“Gracias al señor, que no hay mal que dure cien años ni cuerpo que lo resista.”
Así, con contundencia y “notoria originalidad”, respondió la señora a su interlocutor, mientras intercambiaban sesudas opiniones sobre el “nefasto” gobierno chavista.
Antes hablaron de las bondades de sus camionetas, ambas de esas enormes que casi no caben en las calles y cuestan más que la casa de uno.
A hablar mal del gobierno les llevó, cuando el encargado de la venta e instalación de neumáticos donde se hallaban, les informó el precio de los que usan sus vehículos, enormes, no sujetos a regulación alguna, tal como a ellos gusta “para que la economía fluya y haya bienestar”.
Esta vez olvidaron sus teorías económicas y culparon al gobierno de permitir que estuviesen sufriendo tal atropello y agresión, ellos y sus templos rodantes.
“Gracias a Dios que pronto saldremos de esta pesadilla”.
La señora dijo aquello, mientras presurosa se persignaba, sin mortificarse por haber metido al Señor en asunto tan baladí y tratándose de algo que atañía a pecados capitales como exhibicionismo, derroche o falta de humildad cristiana. En su santísima bondad espera que Dios de ellos se apiade y, con nuevo gobierno, “los cauchos se pongan más baratos.”

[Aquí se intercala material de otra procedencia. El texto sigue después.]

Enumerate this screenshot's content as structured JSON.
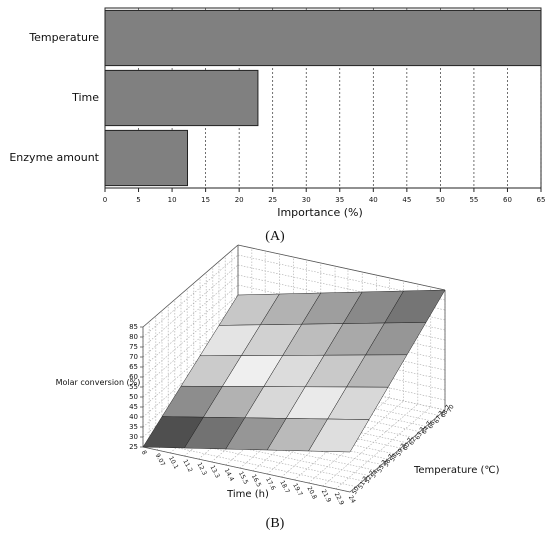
{
  "chart_data": [
    {
      "type": "bar",
      "orientation": "horizontal",
      "categories": [
        "Temperature",
        "Time",
        "Enzyme amount"
      ],
      "values": [
        65,
        22.8,
        12.3
      ],
      "color": "#808080",
      "xlabel": "Importance (%)",
      "xlim": [
        0,
        65
      ],
      "xticks": [
        0,
        5,
        10,
        15,
        20,
        25,
        30,
        35,
        40,
        45,
        50,
        55,
        60,
        65
      ],
      "grid": true,
      "caption": "(A)"
    },
    {
      "type": "surface",
      "xlabel": "Time (h)",
      "ylabel": "Temperature (℃)",
      "zlabel": "Molar conversion (%)",
      "x": [
        8,
        11.2,
        14.4,
        17.6,
        20.8,
        24
      ],
      "y": [
        50,
        54,
        58,
        62,
        66,
        70
      ],
      "z": [
        [
          25,
          29,
          33,
          37,
          41,
          45
        ],
        [
          32,
          36.2,
          40.4,
          44.6,
          48.8,
          53
        ],
        [
          39,
          43.4,
          47.8,
          52.2,
          56.6,
          61
        ],
        [
          46,
          50.6,
          55.2,
          59.8,
          64.4,
          69
        ],
        [
          53,
          57.8,
          62.6,
          67.4,
          72.2,
          77
        ],
        [
          60,
          65,
          70,
          75,
          80,
          85
        ]
      ],
      "xlim": [
        8,
        24
      ],
      "ylim": [
        50,
        70
      ],
      "zlim": [
        25,
        85
      ],
      "xticks": [
        8,
        9.07,
        10.1,
        11.2,
        12.3,
        13.3,
        14.4,
        15.5,
        16.5,
        17.6,
        18.7,
        19.7,
        20.8,
        21.9,
        22.9,
        24
      ],
      "yticks": [
        50,
        51.3,
        52.7,
        54,
        55.3,
        56.7,
        58,
        59.3,
        60.7,
        62,
        63.3,
        64.7,
        66,
        67.3,
        68.7,
        70
      ],
      "zticks": [
        25,
        30,
        35,
        40,
        45,
        50,
        55,
        60,
        65,
        70,
        75,
        80,
        85
      ],
      "grid": true,
      "caption": "(B)"
    }
  ]
}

De metiche, corriendo el riesgo me “patotearan”, pues hasta el encargado del negocio era de la partida, pues según él la política oficial que todo lo controla, aunque no dijo qué, provocó que ahora en enero sus mercancías subieran de precio, me atreví preguntarle a la señora con cuidadosa humildad:
“¿A cuál pesadilla se refiere?”
Pregunté mientras observé meticulosamente su atuendo, todos los enseres y joyas que portaba, pese la inseguridad por ella misma resaltada; finalmente miré e hice que mirase hacia su rutilante vehículo.
“¿A cuál va ser señor? ¿Acaso no vive usted en este país?

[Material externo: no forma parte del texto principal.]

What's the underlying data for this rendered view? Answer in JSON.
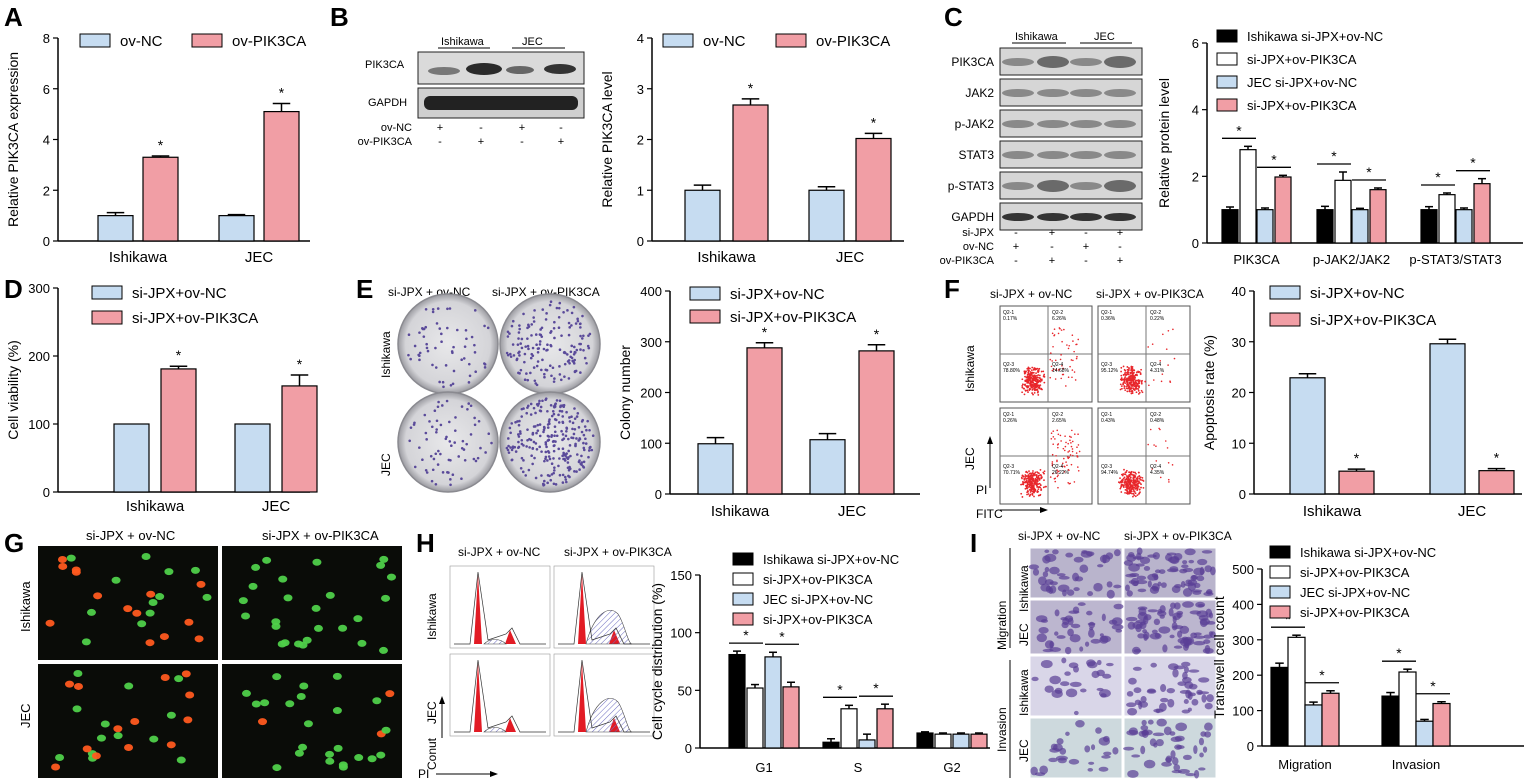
{
  "colors": {
    "blue": "#c6dcf1",
    "red": "#f19ea5",
    "black": "#000000",
    "white": "#ffffff"
  },
  "panels": {
    "A": {
      "label": "A"
    },
    "B": {
      "label": "B",
      "blot_rows": [
        "PIK3CA",
        "GAPDH"
      ],
      "groups": [
        "Ishikawa",
        "JEC"
      ],
      "cond_rows": [
        {
          "name": "ov-NC",
          "signs": [
            "+",
            "-",
            "+",
            "-"
          ]
        },
        {
          "name": "ov-PIK3CA",
          "signs": [
            "-",
            "+",
            "-",
            "+"
          ]
        }
      ]
    },
    "C": {
      "label": "C",
      "blot_rows": [
        "PIK3CA",
        "JAK2",
        "p-JAK2",
        "STAT3",
        "p-STAT3",
        "GAPDH"
      ],
      "groups": [
        "Ishikawa",
        "JEC"
      ],
      "cond_rows": [
        {
          "name": "si-JPX",
          "signs": [
            "-",
            "+",
            "-",
            "+"
          ]
        },
        {
          "name": "ov-NC",
          "signs": [
            "+",
            "-",
            "+",
            "-"
          ]
        },
        {
          "name": "ov-PIK3CA",
          "signs": [
            "-",
            "+",
            "-",
            "+"
          ]
        }
      ]
    },
    "D": {
      "label": "D"
    },
    "E": {
      "label": "E",
      "img_cols": [
        "si-JPX + ov-NC",
        "si-JPX + ov-PIK3CA"
      ],
      "img_rows": [
        "Ishikawa",
        "JEC"
      ]
    },
    "F": {
      "label": "F",
      "img_cols": [
        "si-JPX + ov-NC",
        "si-JPX + ov-PIK3CA"
      ],
      "img_rows": [
        "Ishikawa",
        "JEC"
      ],
      "x_axis": "FITC",
      "y_axis": "PI",
      "quad_values": [
        [
          "0.17%",
          "6.26%",
          "78.80%",
          "14.68%"
        ],
        [
          "0.36%",
          "0.22%",
          "95.12%",
          "4.31%"
        ],
        [
          "0.26%",
          "2.65%",
          "70.71%",
          "26.22%"
        ],
        [
          "0.43%",
          "0.48%",
          "94.74%",
          "4.35%"
        ]
      ],
      "quad_names": [
        "Q2-1",
        "Q2-2",
        "Q2-3",
        "Q2-4"
      ]
    },
    "G": {
      "label": "G",
      "img_cols": [
        "si-JPX + ov-NC",
        "si-JPX + ov-PIK3CA"
      ],
      "img_rows": [
        "Ishikawa",
        "JEC"
      ]
    },
    "H": {
      "label": "H",
      "img_cols": [
        "si-JPX + ov-NC",
        "si-JPX + ov-PIK3CA"
      ],
      "img_rows": [
        "Ishikawa",
        "JEC"
      ],
      "x_axis": "PI",
      "y_axis": "Conut"
    },
    "I": {
      "label": "I",
      "img_cols": [
        "si-JPX + ov-NC",
        "si-JPX + ov-PIK3CA"
      ],
      "row_groups": [
        "Migration",
        "Invasion"
      ],
      "img_rows": [
        "Ishikawa",
        "JEC",
        "Ishikawa",
        "JEC"
      ]
    }
  },
  "chart_data": [
    {
      "id": "A",
      "type": "bar",
      "categories": [
        "Ishikawa",
        "JEC"
      ],
      "ylabel": "Relative PIK3CA expression",
      "ylim": [
        0,
        8
      ],
      "yticks": [
        0,
        2,
        4,
        6,
        8
      ],
      "series": [
        {
          "name": "ov-NC",
          "color": "blue",
          "values": [
            1.0,
            1.0
          ],
          "err": [
            0.12,
            0.04
          ],
          "star": [
            false,
            false
          ]
        },
        {
          "name": "ov-PIK3CA",
          "color": "red",
          "values": [
            3.3,
            5.1
          ],
          "err": [
            0.05,
            0.32
          ],
          "star": [
            true,
            true
          ]
        }
      ]
    },
    {
      "id": "B",
      "type": "bar",
      "categories": [
        "Ishikawa",
        "JEC"
      ],
      "ylabel": "Relative PIK3CA level",
      "ylim": [
        0,
        4
      ],
      "yticks": [
        0,
        1,
        2,
        3,
        4
      ],
      "series": [
        {
          "name": "ov-NC",
          "color": "blue",
          "values": [
            1.0,
            1.0
          ],
          "err": [
            0.1,
            0.07
          ],
          "star": [
            false,
            false
          ]
        },
        {
          "name": "ov-PIK3CA",
          "color": "red",
          "values": [
            2.68,
            2.02
          ],
          "err": [
            0.12,
            0.1
          ],
          "star": [
            true,
            true
          ]
        }
      ]
    },
    {
      "id": "C",
      "type": "bar",
      "categories": [
        "PIK3CA",
        "p-JAK2/JAK2",
        "p-STAT3/STAT3"
      ],
      "ylabel": "Relative protein level",
      "ylim": [
        0,
        6
      ],
      "yticks": [
        0,
        2,
        4,
        6
      ],
      "series": [
        {
          "name": "Ishikawa si-JPX+ov-NC",
          "color": "black",
          "values": [
            1.0,
            1.0,
            1.0
          ],
          "err": [
            0.08,
            0.1,
            0.09
          ],
          "star": [
            false,
            false,
            false
          ]
        },
        {
          "name": "si-JPX+ov-PIK3CA",
          "color": "white",
          "values": [
            2.8,
            1.88,
            1.45
          ],
          "err": [
            0.1,
            0.25,
            0.05
          ],
          "star": [
            false,
            false,
            false
          ]
        },
        {
          "name": "JEC si-JPX+ov-NC",
          "color": "blue",
          "values": [
            1.0,
            1.0,
            1.0
          ],
          "err": [
            0.05,
            0.04,
            0.05
          ],
          "star": [
            false,
            false,
            false
          ]
        },
        {
          "name": "si-JPX+ov-PIK3CA",
          "color": "red",
          "values": [
            1.98,
            1.6,
            1.78
          ],
          "err": [
            0.05,
            0.05,
            0.15
          ],
          "star": [
            false,
            false,
            false
          ]
        }
      ],
      "sig": [
        {
          "cat": 0,
          "pair": [
            0,
            1
          ]
        },
        {
          "cat": 0,
          "pair": [
            2,
            3
          ]
        },
        {
          "cat": 1,
          "pair": [
            0,
            1
          ]
        },
        {
          "cat": 1,
          "pair": [
            2,
            3
          ]
        },
        {
          "cat": 2,
          "pair": [
            0,
            1
          ]
        },
        {
          "cat": 2,
          "pair": [
            2,
            3
          ]
        }
      ]
    },
    {
      "id": "D",
      "type": "bar",
      "categories": [
        "Ishikawa",
        "JEC"
      ],
      "ylabel": "Cell viability (%)",
      "ylim": [
        0,
        300
      ],
      "yticks": [
        0,
        100,
        200,
        300
      ],
      "series": [
        {
          "name": "si-JPX+ov-NC",
          "color": "blue",
          "values": [
            100,
            100
          ],
          "err": [
            0,
            0
          ],
          "star": [
            false,
            false
          ]
        },
        {
          "name": "si-JPX+ov-PIK3CA",
          "color": "red",
          "values": [
            181,
            156
          ],
          "err": [
            4,
            16
          ],
          "star": [
            true,
            true
          ]
        }
      ]
    },
    {
      "id": "E",
      "type": "bar",
      "categories": [
        "Ishikawa",
        "JEC"
      ],
      "ylabel": "Colony number",
      "ylim": [
        0,
        400
      ],
      "yticks": [
        0,
        100,
        200,
        300,
        400
      ],
      "series": [
        {
          "name": "si-JPX+ov-NC",
          "color": "blue",
          "values": [
            99,
            107
          ],
          "err": [
            12,
            12
          ],
          "star": [
            false,
            false
          ]
        },
        {
          "name": "si-JPX+ov-PIK3CA",
          "color": "red",
          "values": [
            288,
            282
          ],
          "err": [
            10,
            12
          ],
          "star": [
            true,
            true
          ]
        }
      ]
    },
    {
      "id": "F",
      "type": "bar",
      "categories": [
        "Ishikawa",
        "JEC"
      ],
      "ylabel": "Apoptosis rate (%)",
      "ylim": [
        0,
        40
      ],
      "yticks": [
        0,
        10,
        20,
        30,
        40
      ],
      "series": [
        {
          "name": "si-JPX+ov-NC",
          "color": "blue",
          "values": [
            22.9,
            29.6
          ],
          "err": [
            0.8,
            0.9
          ],
          "star": [
            false,
            false
          ]
        },
        {
          "name": "si-JPX+ov-PIK3CA",
          "color": "red",
          "values": [
            4.5,
            4.6
          ],
          "err": [
            0.4,
            0.4
          ],
          "star": [
            true,
            true
          ]
        }
      ]
    },
    {
      "id": "H",
      "type": "bar",
      "categories": [
        "G1",
        "S",
        "G2"
      ],
      "ylabel": "Cell cycle distribution (%)",
      "ylim": [
        0,
        150
      ],
      "yticks": [
        0,
        50,
        100,
        150
      ],
      "series": [
        {
          "name": "Ishikawa si-JPX+ov-NC",
          "color": "black",
          "values": [
            81,
            5,
            13
          ],
          "err": [
            3,
            3,
            1
          ],
          "star": [
            false,
            false,
            false
          ]
        },
        {
          "name": "si-JPX+ov-PIK3CA",
          "color": "white",
          "values": [
            52,
            34,
            12
          ],
          "err": [
            3,
            3,
            1
          ],
          "star": [
            false,
            false,
            false
          ]
        },
        {
          "name": "JEC si-JPX+ov-NC",
          "color": "blue",
          "values": [
            79,
            7,
            12
          ],
          "err": [
            4,
            5,
            1
          ],
          "star": [
            false,
            false,
            false
          ]
        },
        {
          "name": "si-JPX+ov-PIK3CA",
          "color": "red",
          "values": [
            53,
            34,
            12
          ],
          "err": [
            4,
            4,
            1
          ],
          "star": [
            false,
            false,
            false
          ]
        }
      ],
      "sig": [
        {
          "cat": 0,
          "pair": [
            0,
            1
          ]
        },
        {
          "cat": 0,
          "pair": [
            2,
            3
          ]
        },
        {
          "cat": 1,
          "pair": [
            0,
            1
          ]
        },
        {
          "cat": 1,
          "pair": [
            2,
            3
          ]
        }
      ]
    },
    {
      "id": "I",
      "type": "bar",
      "categories": [
        "Migration",
        "Invasion"
      ],
      "ylabel": "Transwell cell count",
      "ylim": [
        0,
        500
      ],
      "yticks": [
        0,
        100,
        200,
        300,
        400,
        500
      ],
      "series": [
        {
          "name": "Ishikawa si-JPX+ov-NC",
          "color": "black",
          "values": [
            222,
            141
          ],
          "err": [
            12,
            10
          ],
          "star": [
            false,
            false
          ]
        },
        {
          "name": "si-JPX+ov-PIK3CA",
          "color": "white",
          "values": [
            307,
            209
          ],
          "err": [
            6,
            8
          ],
          "star": [
            false,
            false
          ]
        },
        {
          "name": "JEC si-JPX+ov-NC",
          "color": "blue",
          "values": [
            116,
            70
          ],
          "err": [
            8,
            5
          ],
          "star": [
            false,
            false
          ]
        },
        {
          "name": "si-JPX+ov-PIK3CA",
          "color": "red",
          "values": [
            149,
            120
          ],
          "err": [
            7,
            5
          ],
          "star": [
            false,
            false
          ]
        }
      ],
      "sig": [
        {
          "cat": 0,
          "pair": [
            0,
            1
          ]
        },
        {
          "cat": 0,
          "pair": [
            2,
            3
          ]
        },
        {
          "cat": 1,
          "pair": [
            0,
            1
          ]
        },
        {
          "cat": 1,
          "pair": [
            2,
            3
          ]
        }
      ]
    }
  ]
}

Se explayó a hablar a voz en cuello que “estamos en una dictadura donde ni siquiera hablar se puede”. Aseguró que en cada esquina un chavista escucha lo que sus adversarios dicen para meterles en una especie de nueva lista de Tascón, luego humillarles y detenerles.

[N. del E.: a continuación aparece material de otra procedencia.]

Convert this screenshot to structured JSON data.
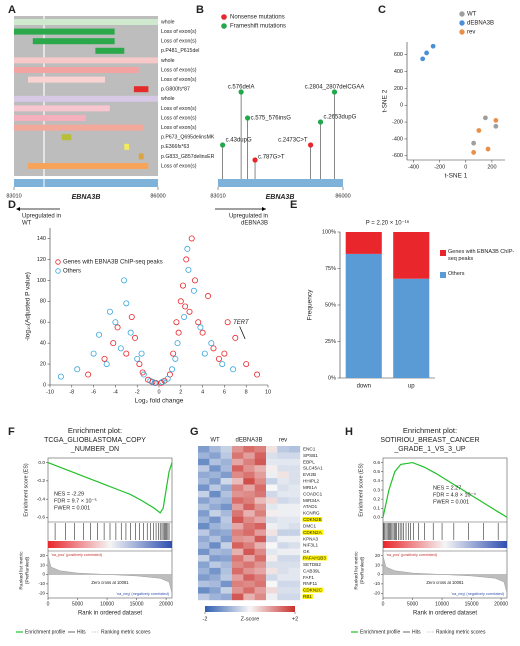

Se quejó de de la falta de aceite.
“Por ninguna parte se consigue, menos mal que en casa compramos de oliva virgen por cajas en Margarita, pues el corriente mal nos hace.”
¿Qué tan mal vive la señora? ¿En un rancho que pende de la ladera de un cerro? ¿Con ingresos debajo del salario mínimo? ¿Su familia no ingiere los alimentos necesarios? ¿Le han salido callos y juanetes de tanto caminar de arriba abajo?
Porque siendo así le compadezco y hasta comprendo su pésimo estado de ánimo.
“Se equivoca señor, no soy lo que usted piensa”. Respondió con arrogancia y me echó en cara su clase, bienestar, bonanza en que ella y los suyos viven.
“Para que lo sepa”, esta vez al empezar hablar me manoteó la cara, “la pensión del seguro social que cobro porque es ley y mi marido canceló de un “cimborriazo” las cuotas requeridas, la uso para comprar chucherías en Miami y en Orlando.”